C’EST AU DéBUT des années 1970, grâce aux travaux de Milton et Wendlandt, puis à ceux de Vane, que les mécanismes moléculaires de la fièvre ont commencé à être compris. Il est alors apparu que ce processus de défense de l’organisme est induit par l’activité pyrogénique des prostaglandines de la série E (PGE), et plus particulièrement par celle de la prostaglandine PGE2. Mais, depuis lors, une question n’a cessé de faire débat : d’où la fièvre démarre-t-elle ? La PGE2 responsable de la montée en température d’un organisme mammifère en réponse à l’infection est-elle produite dans le cerveau ou dans les organes périphériques ?
Si l’hypothèse d’une origine centrale de la fièvre a longtemps remporté la majorité des suffrages, sa véracité n’a jamais pu être démontrée. De plus, certaines données contredisaient cette théorie. Lors d’expériences conduites chez l’animal, l’accélération de la production des enzymes nécessaire à la biosynthèse de la PGE2 dans le cerveau intervient en effet une demi-heure après la montée de la fièvre.
Steiner et coll. ont donc décidé d’étudier l’hypothèse bien moins populaire selon laquelle la montée de la fièvre serait induite par de la PGE2 d’origine périphérique.
La barrière hématoméningée.
Les chercheurs ont commencé par tester, chez le rat, l’effet d’une injection intraveineuse de PGE2 complexée à de l’albumine (l’albumine est le principal transporteur de la PGE2 dans les organismes mammifères).
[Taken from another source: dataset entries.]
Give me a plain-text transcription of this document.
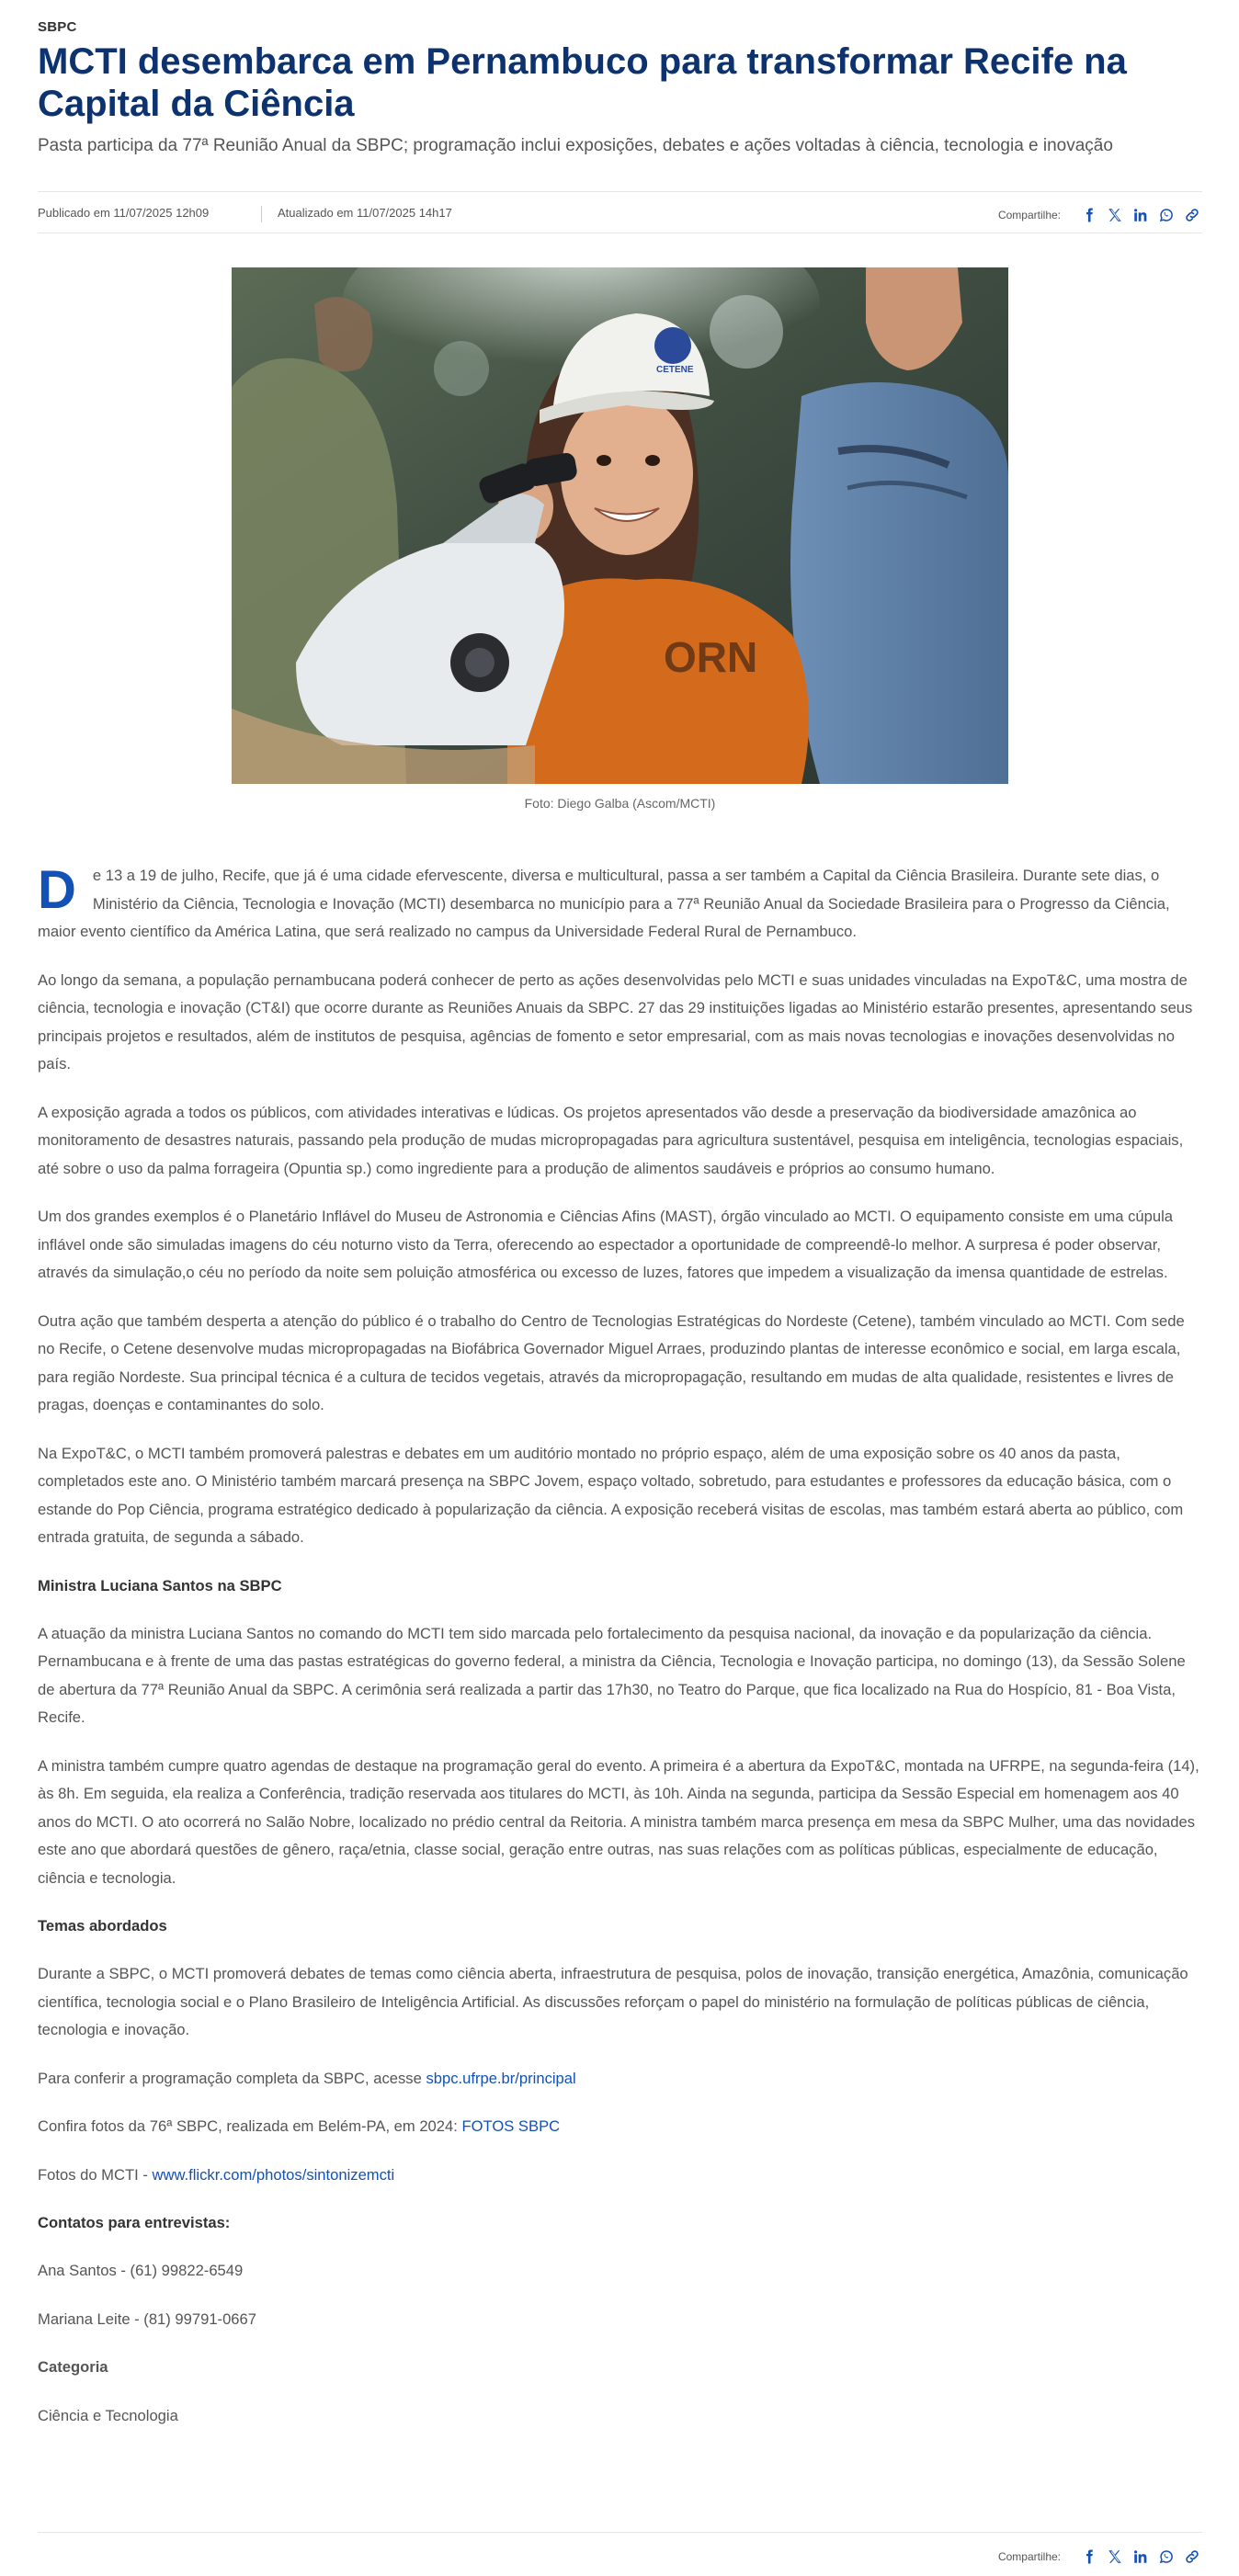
SBPC
MCTI desembarca em Pernambuco para transformar Recife na Capital da Ciência
Pasta participa da 77ª Reunião Anual da SBPC; programação inclui exposições, debates e ações voltadas à ciência, tecnologia e inovação
Publicado em 11/07/2025 12h09	Atualizado em 11/07/2025 14h17	Compartilhe:
ORN
CETENE
Foto: Diego Galba (Ascom/MCTI)

D e 13 a 19 de julho, Recife, que já é uma cidade efervescente, diversa e multicultural, passa a ser também a Capital da Ciência Brasileira. Durante sete dias, o Ministério da Ciência, Tecnologia e Inovação (MCTI) desembarca no município para a 77ª Reunião Anual da Sociedade Brasileira para o Progresso da Ciência, maior evento científico da América Latina, que será realizado no campus da Universidade Federal Rural de Pernambuco.

Ao longo da semana, a população pernambucana poderá conhecer de perto as ações desenvolvidas pelo MCTI e suas unidades vinculadas na ExpoT&C, uma mostra de ciência, tecnologia e inovação (CT&I) que ocorre durante as Reuniões Anuais da SBPC. 27 das 29 instituições ligadas ao Ministério estarão presentes, apresentando seus principais projetos e resultados, além de institutos de pesquisa, agências de fomento e setor empresarial, com as mais novas tecnologias e inovações desenvolvidas no país.

A exposição agrada a todos os públicos, com atividades interativas e lúdicas. Os projetos apresentados vão desde a preservação da biodiversidade amazônica ao monitoramento de desastres naturais, passando pela produção de mudas micropropagadas para agricultura sustentável, pesquisa em inteligência, tecnologias espaciais, até sobre o uso da palma forrageira (Opuntia sp.) como ingrediente para a produção de alimentos saudáveis e próprios ao consumo humano.

Um dos grandes exemplos é o Planetário Inflável do Museu de Astronomia e Ciências Afins (MAST), órgão vinculado ao MCTI. O equipamento consiste em uma cúpula inflável onde são simuladas imagens do céu noturno visto da Terra, oferecendo ao espectador a oportunidade de compreendê-lo melhor. A surpresa é poder observar, através da simulação,o céu no período da noite sem poluição atmosférica ou excesso de luzes, fatores que impedem a visualização da imensa quantidade de estrelas.

Outra ação que também desperta a atenção do público é o trabalho do Centro de Tecnologias Estratégicas do Nordeste (Cetene), também vinculado ao MCTI. Com sede no Recife, o Cetene desenvolve mudas micropropagadas na Biofábrica Governador Miguel Arraes, produzindo plantas de interesse econômico e social, em larga escala, para região Nordeste. Sua principal técnica é a cultura de tecidos vegetais, através da micropropagação, resultando em mudas de alta qualidade, resistentes e livres de pragas, doenças e contaminantes do solo.

Na ExpoT&C, o MCTI também promoverá palestras e debates em um auditório montado no próprio espaço, além de uma exposição sobre os 40 anos da pasta, completados este ano. O Ministério também marcará presença na SBPC Jovem, espaço voltado, sobretudo, para estudantes e professores da educação básica, com o estande do Pop Ciência, programa estratégico dedicado à popularização da ciência. A exposição receberá visitas de escolas, mas também estará aberta ao público, com entrada gratuita, de segunda a sábado.

Ministra Luciana Santos na SBPC

A atuação da ministra Luciana Santos no comando do MCTI tem sido marcada pelo fortalecimento da pesquisa nacional, da inovação e da popularização da ciência. Pernambucana e à frente de uma das pastas estratégicas do governo federal, a ministra da Ciência, Tecnologia e Inovação participa, no domingo (13), da Sessão Solene de abertura da 77ª Reunião Anual da SBPC. A cerimônia será realizada a partir das 17h30, no Teatro do Parque, que fica localizado na Rua do Hospício, 81 - Boa Vista, Recife.

A ministra também cumpre quatro agendas de destaque na programação geral do evento. A primeira é a abertura da ExpoT&C, montada na UFRPE, na segunda-feira (14), às 8h. Em seguida, ela realiza a Conferência, tradição reservada aos titulares do MCTI, às 10h. Ainda na segunda, participa da Sessão Especial em homenagem aos 40 anos do MCTI. O ato ocorrerá no Salão Nobre, localizado no prédio central da Reitoria. A ministra também marca presença em mesa da SBPC Mulher, uma das novidades este ano que abordará questões de gênero, raça/etnia, classe social, geração entre outras, nas suas relações com as políticas públicas, especialmente de educação, ciência e tecnologia.

Temas abordados

Durante a SBPC, o MCTI promoverá debates de temas como ciência aberta, infraestrutura de pesquisa, polos de inovação, transição energética, Amazônia, comunicação científica, tecnologia social e o Plano Brasileiro de Inteligência Artificial. As discussões reforçam o papel do ministério na formulação de políticas públicas de ciência, tecnologia e inovação.

Para conferir a programação completa da SBPC, acesse sbpc.ufrpe.br/principal

Confira fotos da 76ª SBPC, realizada em Belém-PA, em 2024: FOTOS SBPC

Fotos do MCTI - www.flickr.com/photos/sintonizemcti

Contatos para entrevistas:

Ana Santos - (61) 99822-6549

Mariana Leite - (81) 99791-0667

Categoria

Ciência e Tecnologia

Compartilhe:
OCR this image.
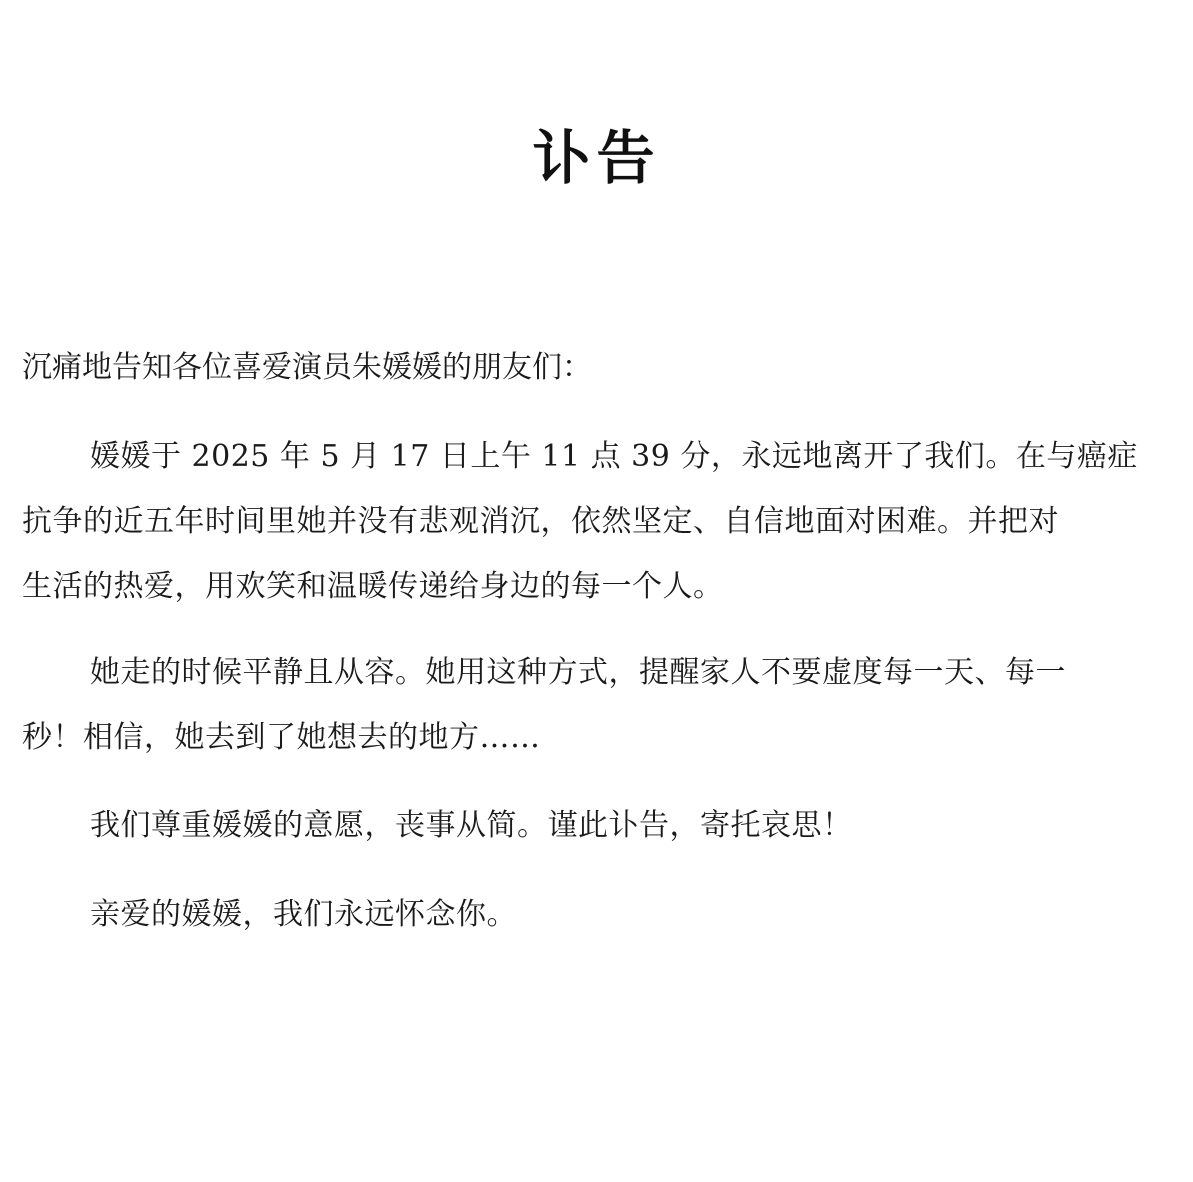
讣告
沉痛地告知各位喜爱演员朱媛媛的朋友们：
媛媛于 2025 年 5 月 17 日上午 11 点 39 分，永远地离开了我们。在与癌症
抗争的近五年时间里她并没有悲观消沉，依然坚定、自信地面对困难。并把对
生活的热爱，用欢笑和温暖传递给身边的每一个人。
她走的时候平静且从容。她用这种方式，提醒家人不要虚度每一天、每一
秒！相信，她去到了她想去的地方……
我们尊重媛媛的意愿，丧事从简。谨此讣告，寄托哀思！
亲爱的媛媛，我们永远怀念你。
Cette expérience préliminaire leur a permis d’observer qu’un apport périphérique de prostaglandine permet d’induire une fièvre. Cependant, cette expérience ne permettait pas d’exclure que la substance injectée en périphérie agit à partir du cerveau des animaux, après avoir franchi la barrière hématoméningée.
Pour trancher définitivement cette question, Steiner et coll. ont eu l’idée d’utiliser des anticorps anti-PGE2. Ces protéines permettent d’inactiver la prostaglandine, mais sont bien trop volumineuses pour franchir la barrière hématoméningée. Administrées par voie intraveineuse, elles vont inhiber l’activité des molécules de PGE2 périphériques, mais pas celle des molécules produites au niveau du cerveau.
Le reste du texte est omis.